- Education: American University of Beirut (2006, BBA)
- Occupation: Businessman
- Known for: 7 Management

= Rabih V. Fakhreddine =

Rabih V. Fakhreddine (ربيع فخر الدين) is a Lebanese businessman. He is known for establishing, 7 Management, a Dubai-based company specializing in hospitality and entertainment.

==Early life and education==
Fakhreddine was born and raised in Lebanon. He obtained a Bachelor's degree in Business Administration from the American University of Beirut in 2006.

==Career==
Fakhreddine began his career in sales before joining British American Tobacco, a British multinational company, as the manager of the Hotels, Restaurants, and Cafes (Horeca) division.

In 2015, he founded 7 Management, a company specializing in the development and management of hospitality and entertainment venues in the Middle East. The company operates in Lebanon, the UAE, Qatar, and in Europe, specifically in Greece and Romania.

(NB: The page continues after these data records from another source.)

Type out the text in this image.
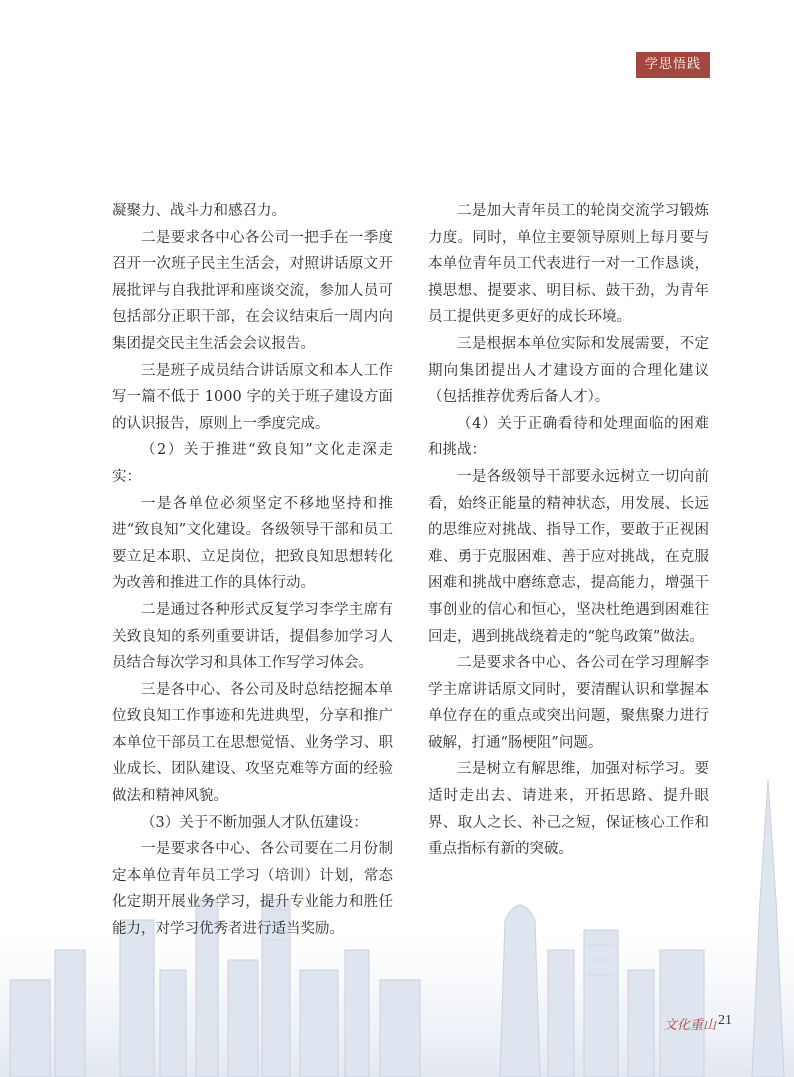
学思悟践

凝聚力、战斗力和感召力。

二是要求各中心各公司一把手在一季度召开一次班子民主生活会，对照讲话原文开展批评与自我批评和座谈交流，参加人员可包括部分正职干部，在会议结束后一周内向集团提交民主生活会会议报告。

三是班子成员结合讲话原文和本人工作写一篇不低于 1000 字的关于班子建设方面的认识报告，原则上一季度完成。

（2）关于推进“致良知”文化走深走实：

一是各单位必须坚定不移地坚持和推进“致良知”文化建设。各级领导干部和员工要立足本职、立足岗位，把致良知思想转化为改善和推进工作的具体行动。

二是通过各种形式反复学习李学主席有关致良知的系列重要讲话，提倡参加学习人员结合每次学习和具体工作写学习体会。

三是各中心、各公司及时总结挖掘本单位致良知工作事迹和先进典型，分享和推广本单位干部员工在思想觉悟、业务学习、职业成长、团队建设、攻坚克难等方面的经验做法和精神风貌。

（3）关于不断加强人才队伍建设：

一是要求各中心、各公司要在二月份制定本单位青年员工学习（培训）计划，常态化定期开展业务学习，提升专业能力和胜任能力，对学习优秀者进行适当奖励。

二是加大青年员工的轮岗交流学习锻炼力度。同时，单位主要领导原则上每月要与本单位青年员工代表进行一对一工作恳谈，摸思想、提要求、明目标、鼓干劲，为青年员工提供更多更好的成长环境。

三是根据本单位实际和发展需要，不定期向集团提出人才建设方面的合理化建议（包括推荐优秀后备人才）。

（4）关于正确看待和处理面临的困难和挑战：

一是各级领导干部要永远树立一切向前看，始终正能量的精神状态，用发展、长远的思维应对挑战、指导工作，要敢于正视困难、勇于克服困难、善于应对挑战，在克服困难和挑战中磨练意志，提高能力，增强干事创业的信心和恒心，坚决杜绝遇到困难往回走，遇到挑战绕着走的“鸵鸟政策”做法。

二是要求各中心、各公司在学习理解李学主席讲话原文同时，要清醒认识和掌握本单位存在的重点或突出问题，聚焦聚力进行破解，打通“肠梗阻”问题。

三是树立有解思维，加强对标学习。要适时走出去、请进来，开拓思路、提升眼界、取人之长、补己之短，保证核心工作和重点指标有新的突破。

文化重山 21
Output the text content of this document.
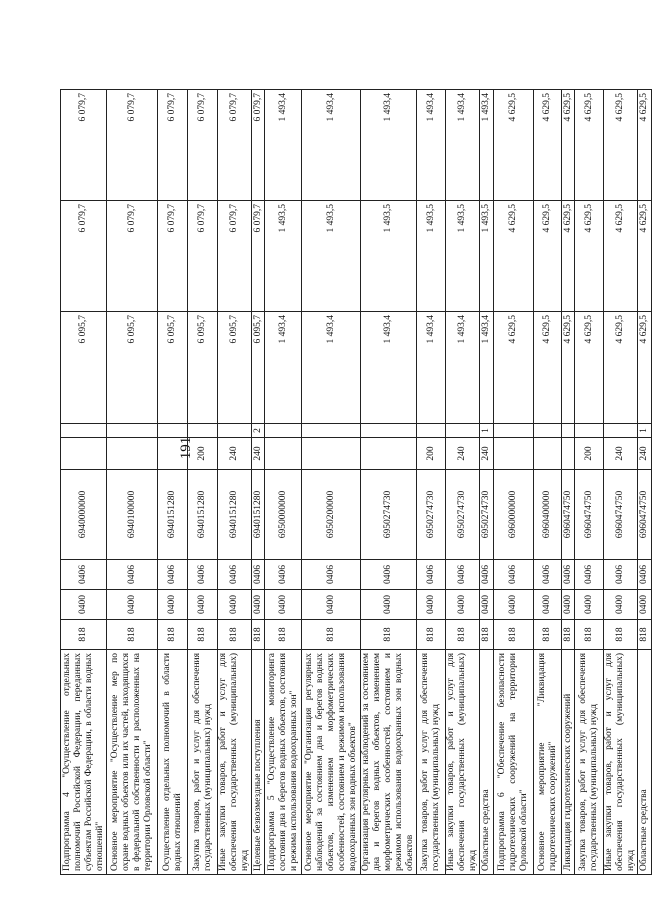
191
Подпрограмма 4 "Осуществление отдельных полномочий Российской Федерации, переданных субъектам Российской Федерации, в области водных отношений"	818	0400	0406	6940000000			6 095,7	6 079,7	6 079,7
Основное мероприятие "Осуществление мер по охране водных объектов или их частей, находящихся в федеральной собственности и расположенных на территории Орловской области"	818	0400	0406	6940100000			6 095,7	6 079,7	6 079,7
Осуществление отдельных полномочий в области водных отношений	818	0400	0406	6940151280			6 095,7	6 079,7	6 079,7
Закупка товаров, работ и услуг для обеспечения государственных (муниципальных) нужд	818	0400	0406	6940151280	200		6 095,7	6 079,7	6 079,7
Иные закупки товаров, работ и услуг для обеспечения государственных (муниципальных) нужд	818	0400	0406	6940151280	240		6 095,7	6 079,7	6 079,7
Целевые безвозмездные поступления	818	0400	0406	6940151280	240	2	6 095,7	6 079,7	6 079,7
Подпрограмма 5 "Осуществление мониторинга состояния дна и берегов водных объектов, состояния и режима использования водоохранных зон"	818	0400	0406	6950000000			1 493,4	1 493,5	1 493,4
Основное мероприятие "Организация регулярных наблюдений за состоянием дна и берегов водных объектов, изменением морфометрических особенностей, состоянием и режимом использования водоохранных зон водных объектов"	818	0400	0406	6950200000			1 493,4	1 493,5	1 493,4
Организация регулярных наблюдений за состоянием дна и берегов водных объектов, изменением морфометрических особенностей, состоянием и режимом использования водоохранных зон водных объектов	818	0400	0406	6950274730			1 493,4	1 493,5	1 493,4
Закупка товаров, работ и услуг для обеспечения государственных (муниципальных) нужд	818	0400	0406	6950274730	200		1 493,4	1 493,5	1 493,4
Иные закупки товаров, работ и услуг для обеспечения государственных (муниципальных) нужд	818	0400	0406	6950274730	240		1 493,4	1 493,5	1 493,4
Областные средства	818	0400	0406	6950274730	240	1	1 493,4	1 493,5	1 493,4
Подпрограмма 6 "Обеспечение безопасности гидротехнических сооружений на территории Орловской области"	818	0400	0406	6960000000			4 629,5	4 629,5	4 629,5
Основное мероприятие "Ликвидация гидротехнических сооружений"	818	0400	0406	6960400000			4 629,5	4 629,5	4 629,5
Ликвидация гидротехнических сооружений	818	0400	0406	6960474750			4 629,5	4 629,5	4 629,5
Закупка товаров, работ и услуг для обеспечения государственных (муниципальных) нужд	818	0400	0406	6960474750	200		4 629,5	4 629,5	4 629,5
Иные закупки товаров, работ и услуг для обеспечения государственных (муниципальных) нужд	818	0400	0406	6960474750	240		4 629,5	4 629,5	4 629,5
Областные средства	818	0400	0406	6960474750	240	1	4 629,5	4 629,5	4 629,5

In September 2020, Fakhreddine received the UAE Golden Visa and settled with his family in Dubai. In 2024, 7 Management was appointed as the operator of Astir Beach in Athens. In December 2024, 7 Management announced its management of the "25 Jump Street" project in collaboration with Ennismore; it is the first licensed street for restaurants and entertainment in Dubai, located in One Central.

Fakhreddine is a board member of the Global Smile Foundation and a member of the Young Presidents' Organization (YPO), UAE chapter.